„Und wer war Schuld daran,“ klang’s zurück, „daß unserm Fürstlich Münsterischen Hauptmann Meyer, welcher mit zwanzig Mann bei Euch lag, das Trommelspiel, womit derselbe durch seinen Tambour die gewöhnliche Reveli, Scharwacht und Zapfenstreich schlagen lassen, gewaltthätig weggenommen und zu der Braunschweigischen Munition unterm Rathhaus hingebracht wurde?“
„Seid Ihr nicht in dieser anhängigen Sache gleichsam Judex, pars et advocatus?“ schrie die Stadt.
„Mit nichten!
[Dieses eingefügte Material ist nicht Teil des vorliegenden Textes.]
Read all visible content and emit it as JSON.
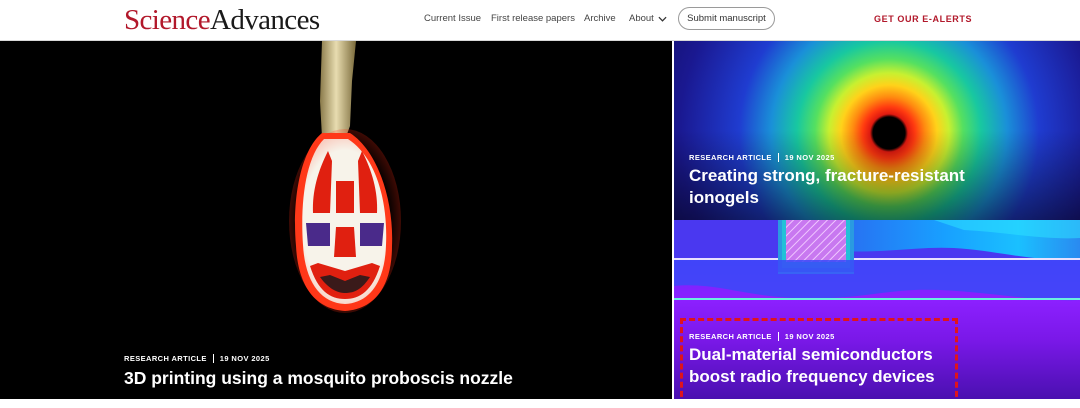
{
  "header": {
    "logo_part1": "Science",
    "logo_part2": "Advances",
    "nav": {
      "current_issue": "Current Issue",
      "first_release": "First release papers",
      "archive": "Archive",
      "about": "About"
    },
    "submit_label": "Submit manuscript",
    "ealerts_label": "GET OUR E-ALERTS"
  },
  "hero": {
    "main": {
      "type": "RESEARCH ARTICLE",
      "date": "19 NOV 2025",
      "title": "3D printing using a mosquito proboscis nozzle"
    },
    "side_top": {
      "type": "RESEARCH ARTICLE",
      "date": "19 NOV 2025",
      "title_line1": "Creating strong, fracture-resistant",
      "title_line2": "ionogels"
    },
    "side_bottom": {
      "type": "RESEARCH ARTICLE",
      "date": "19 NOV 2025",
      "title_line1": "Dual-material semiconductors",
      "title_line2": "boost radio frequency devices"
    }
  },
  "colors": {
    "brand_red": "#b2182b",
    "highlight_red": "#e0141c"
  },
  "icons": {
    "about_menu": "chevron-down-icon"
  }
}
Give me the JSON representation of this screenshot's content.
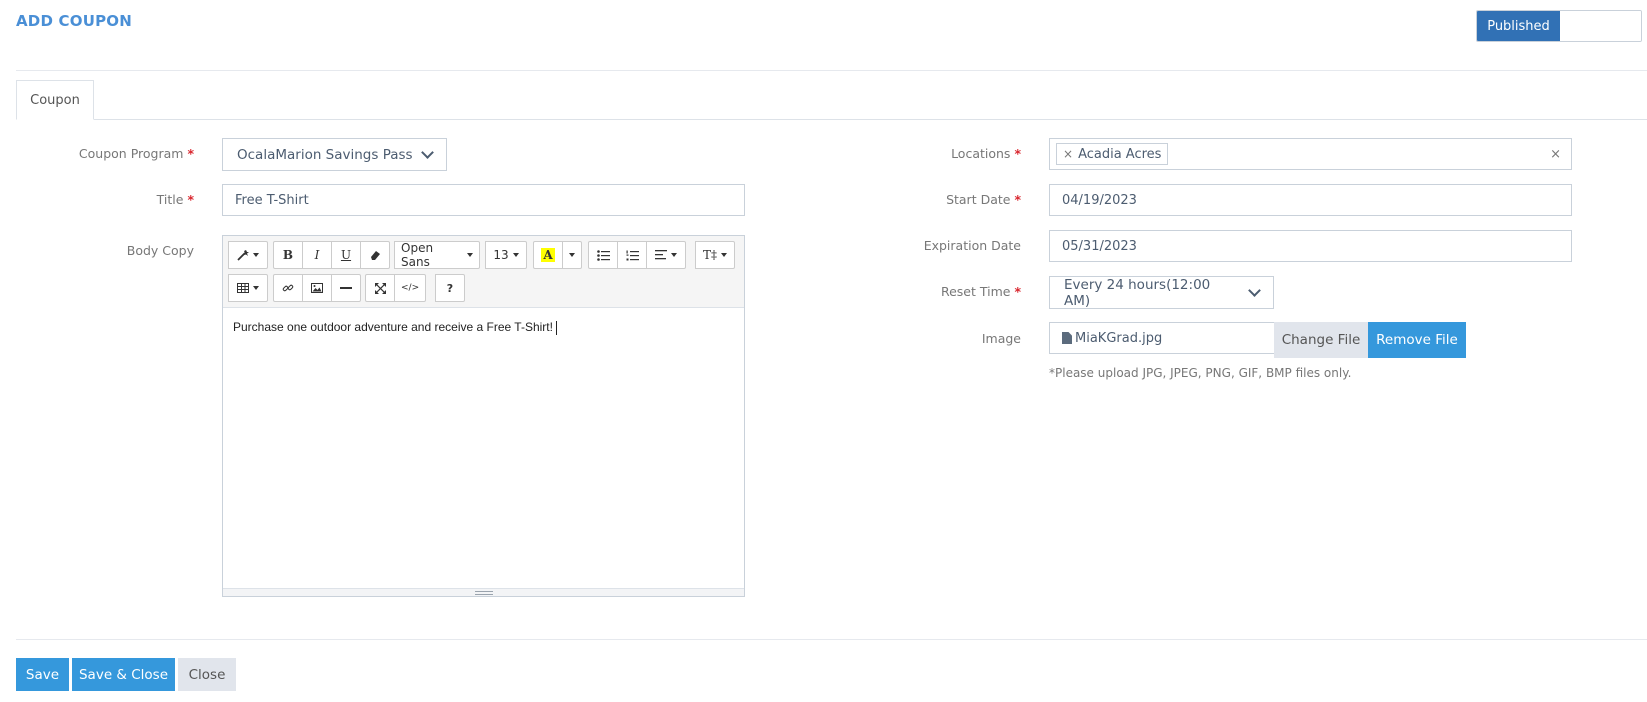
{
  "page": {
    "title": "ADD COUPON"
  },
  "publish": {
    "on_label": "Published",
    "off_label": ""
  },
  "tabs": [
    {
      "label": "Coupon"
    }
  ],
  "form": {
    "coupon_program": {
      "label": "Coupon Program",
      "value": "OcalaMarion Savings Pass"
    },
    "title": {
      "label": "Title",
      "value": "Free T-Shirt"
    },
    "body_copy": {
      "label": "Body Copy",
      "value": "Purchase one outdoor adventure and receive a Free T-Shirt!"
    },
    "locations": {
      "label": "Locations",
      "tags": [
        "Acadia Acres"
      ],
      "clear": "×",
      "tag_remove": "×"
    },
    "start_date": {
      "label": "Start Date",
      "value": "04/19/2023"
    },
    "expiration_date": {
      "label": "Expiration Date",
      "value": "05/31/2023"
    },
    "reset_time": {
      "label": "Reset Time",
      "value": "Every 24 hours(12:00 AM)"
    },
    "image": {
      "label": "Image",
      "file_name": "MiaKGrad.jpg",
      "change_label": "Change File",
      "remove_label": "Remove File",
      "hint": "*Please upload JPG, JPEG, PNG, GIF, BMP files only."
    },
    "required_mark": "*"
  },
  "editor_toolbar": {
    "bold": "B",
    "italic": "I",
    "underline": "U",
    "font_family": "Open Sans",
    "font_size": "13",
    "highlight": "A",
    "height": "T‡",
    "code": "</>",
    "help": "?"
  },
  "actions": {
    "save": "Save",
    "save_close": "Save & Close",
    "close": "Close"
  },
  "colors": {
    "accent": "#3598dc",
    "published": "#3171b5",
    "title": "#4a8fd6",
    "required": "#d9262e",
    "highlight": "#ffff00"
  }
}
Von Gottes Gnaden sind Wir, Christoph Bernhard, Bischof zu Münster, Administrator zu Corvey, Eueres heillosen, rebellischen Municipii eingesetzter und gesalbter Landesherr!“ schallte es zurück.
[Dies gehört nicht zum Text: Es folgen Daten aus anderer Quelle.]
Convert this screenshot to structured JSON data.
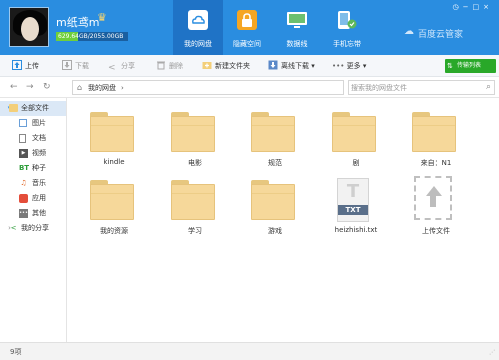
{
  "header": {
    "username": "m纸鸢m",
    "quota_text": "629.64GB/2055.00GB",
    "quota_fraction": 0.306,
    "brand": "百度云管家",
    "nav": [
      {
        "label": "我的网盘",
        "icon": "cloud-drive-icon",
        "active": true
      },
      {
        "label": "隐藏空间",
        "icon": "lock-icon",
        "active": false
      },
      {
        "label": "数据线",
        "icon": "data-cable-icon",
        "active": false
      },
      {
        "label": "手机忘带",
        "icon": "phone-remote-icon",
        "active": false
      }
    ]
  },
  "toolbar": {
    "upload": "上传",
    "download": "下载",
    "share": "分享",
    "delete": "删除",
    "new_folder": "新建文件夹",
    "offline_download": "离线下载",
    "more": "更多",
    "transfer_list": "传输列表"
  },
  "address": {
    "path": "我的网盘",
    "search_placeholder": "搜索我的网盘文件"
  },
  "sidebar": {
    "items": [
      {
        "label": "全部文件",
        "icon": "folder-icon"
      },
      {
        "label": "图片",
        "icon": "image-icon"
      },
      {
        "label": "文档",
        "icon": "document-icon"
      },
      {
        "label": "视频",
        "icon": "video-icon"
      },
      {
        "label": "种子",
        "icon": "bt-torrent-icon",
        "badge": "BT"
      },
      {
        "label": "音乐",
        "icon": "music-icon"
      },
      {
        "label": "应用",
        "icon": "app-icon"
      },
      {
        "label": "其他",
        "icon": "other-icon"
      },
      {
        "label": "我的分享",
        "icon": "share-icon"
      }
    ]
  },
  "files": [
    {
      "name": "kindle",
      "kind": "folder"
    },
    {
      "name": "电影",
      "kind": "folder"
    },
    {
      "name": "规范",
      "kind": "folder"
    },
    {
      "name": "剧",
      "kind": "folder"
    },
    {
      "name": "来自：N1",
      "kind": "folder"
    },
    {
      "name": "我的资源",
      "kind": "folder"
    },
    {
      "name": "学习",
      "kind": "folder"
    },
    {
      "name": "游戏",
      "kind": "folder"
    },
    {
      "name": "heizhishi.txt",
      "kind": "txt",
      "badge": "TXT"
    },
    {
      "name": "上传文件",
      "kind": "upload"
    }
  ],
  "status": {
    "count": "9项"
  },
  "colors": {
    "header_bg": "#2a8de0",
    "active_tab": "#1f73c6",
    "transfer_btn": "#29a829",
    "quota_fill": "#6fcf3a"
  }
}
„Hm, Euer Liebden,“ kam’s vom jenseitigen Ufer der Weser schriftlich herüber, „ohne Euer Liebden in Ihrer unstreitigen Gerechtsame und Landes-Fürstlicher Hoheit zu nahe zu treten, so haben wir doch als Erb-Schutz-Herr wegen unseres Fürstlichen Hauses Interesse dahin zu sehen, daß die arme Stadt in solchem desperaten Zustande nicht gleichsam vor unsern Augen zu Grunde gehen muge.“ Signatum: „Rudolff Augustus“ „An den Herrn Bischoffen von Münster.“
In der gehörigen Zeit nach diesem freundnachbarlichen Schreiben war — eben der Herr von Turenne in Höxter eingerückt. Eine verständlichere Antwort auf den herzoglichen Brief hatte Herr Christoph Bernhard von Galen nicht zu geben gewußt, daß aber der gute Nachbar auf dem Amtshause Wickensen sie sofort verstanden hatte, wird uns deutlich werden, wenn der alte Reiter Heinrich von Herstelle zu Corvey Kunde davon gibt, was er im Solling sah.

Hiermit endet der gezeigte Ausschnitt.